A Comissão Nacional de Incorporação de Tecnologias (Conitec), entidade vinculada ao Ministério da Saúde que avalia a inclusão de tratamentos no sistema público do país, se disse contrária à incorporação de medicações à base de semaglutida e liraglutida ao SUS. A decisão foi embasada no alto custo dos fármacos.
A medida afeta diretamente o fornecimento público de remédios como Wegovy e Saxenda, destinados, respectivamente, ao tratamento de obesidade grau II e III e diabete tipo 2, que só poderão ser acessados através da rede privada.
Justificativa foi o alto preço dos medicamentos
A Conitec explicou sua decisão através de, entre outros argumentos, cálculos de impacto financeiro da adoção da medida. Nesse sentido, relatórios do Ministério da Saúde apontam que o custo total da adoção do tratamento variaria de 4,1 a 6 bilhões de reais para os cofres públicos nos próximos 5 anos, levando em conta que certos casos exigem tratamento contínuo e cada caneta aplicadora tem o preço de mil reais.
A Comissão também destacou que o SUS já oferece a cirurgia bariátrica como alternativa às canetas no combate à obesidade.
Repórter Victória Melo, do SBT Brasil, traz informações sobre a não inclusão do Wegovy e Saxenda na lista de remédios oferecidos pelo SUS (Vídeo: reprodução/YouTube/SBT News)
O Ministério da Saúde, por sua vez, declarou que “as decisões da Conitec sobre a incorporação de medicamentos no SUS consideram as melhores evidências científicas disponíveis, abrangendo eficácia, segurança e análises de custo-efetividade”.
Para contornar a problemática do alto preço do tratamento, a pasta comandada por Alexandre Padilha aposta no desenvolvimento de uma caneta própria a partir de uma parceria entre a Fundação Oswaldo Cruz (Fiocruz) e a farmacêutica nacional EMS, anunciado há duas semanas.
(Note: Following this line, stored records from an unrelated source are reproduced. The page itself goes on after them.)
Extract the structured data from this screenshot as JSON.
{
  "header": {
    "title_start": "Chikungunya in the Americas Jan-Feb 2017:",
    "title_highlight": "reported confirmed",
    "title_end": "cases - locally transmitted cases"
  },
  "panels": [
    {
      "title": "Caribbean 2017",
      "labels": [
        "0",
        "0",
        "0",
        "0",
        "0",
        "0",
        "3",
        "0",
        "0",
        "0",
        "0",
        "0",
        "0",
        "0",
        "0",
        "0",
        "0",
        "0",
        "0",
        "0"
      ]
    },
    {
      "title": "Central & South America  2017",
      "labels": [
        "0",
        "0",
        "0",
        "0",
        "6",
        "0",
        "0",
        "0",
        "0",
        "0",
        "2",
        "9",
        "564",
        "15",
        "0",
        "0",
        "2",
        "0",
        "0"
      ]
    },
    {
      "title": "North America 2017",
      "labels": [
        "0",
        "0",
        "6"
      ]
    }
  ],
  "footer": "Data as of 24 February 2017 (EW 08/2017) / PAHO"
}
“Cabe ressaltar ainda a importância estratégica da ampliação da oferta de medicamentos genéricos. Essa medida estratégica estimula a concorrência, contribui para a redução de preços, amplia o acesso da população a tratamentos de qualidade e fortalece as condições para a incorporação de novas tecnologias ao SUS”, finalizou a nota do ministério.
Entidades do setor médico e farmacêutico criticam medida
A não incorporação de tais medicações ao SUS gerou a discordância de parte do setor médico, para o qual a decisão impede o acesso da população mais pobre a tratamentos considerados eficazes.
Para a endocrinologista Maria Fernanda Barca, doutora pela Faculdade de Medicina da USP e membro da Associação Brasileira para o Estudo da Obesidade e da Síndrome Metabólica (ABESO), o efeito da liraglutida (Saxenda) e semaglutida (Wegovy) na saúde do paciente abrange muito mais do que a perda de peso.
“(Esses medicamentos) reduzem a inflamação dos tecidos e têm efeitos positivos em condições como gordura no fígado e até na cognição de pacientes com Alzheimer. Ignorar esses resultados pode gerar custos ainda maiores no futuro com complicações mais graves, como cirrose, câncer hepático e necessidade de transplante”, alertou ela ao G1, nesta sexta-feira.
Já a empresa dinamarquesa Novo Nordisk, responsável pela produção do Wegovy, disse que “compreende que o histórico subfinanciamento do SUS, somado ao contexto de desequilíbrio fiscal, restrições orçamentárias e obsolescência dos mecanismos de incorporação vigentes atualmente, impõem desafios para oferta de tecnologias inovadoras de saúde à população ao nível nacional, mesmo quando estas são evidentemente custo-efetivas”.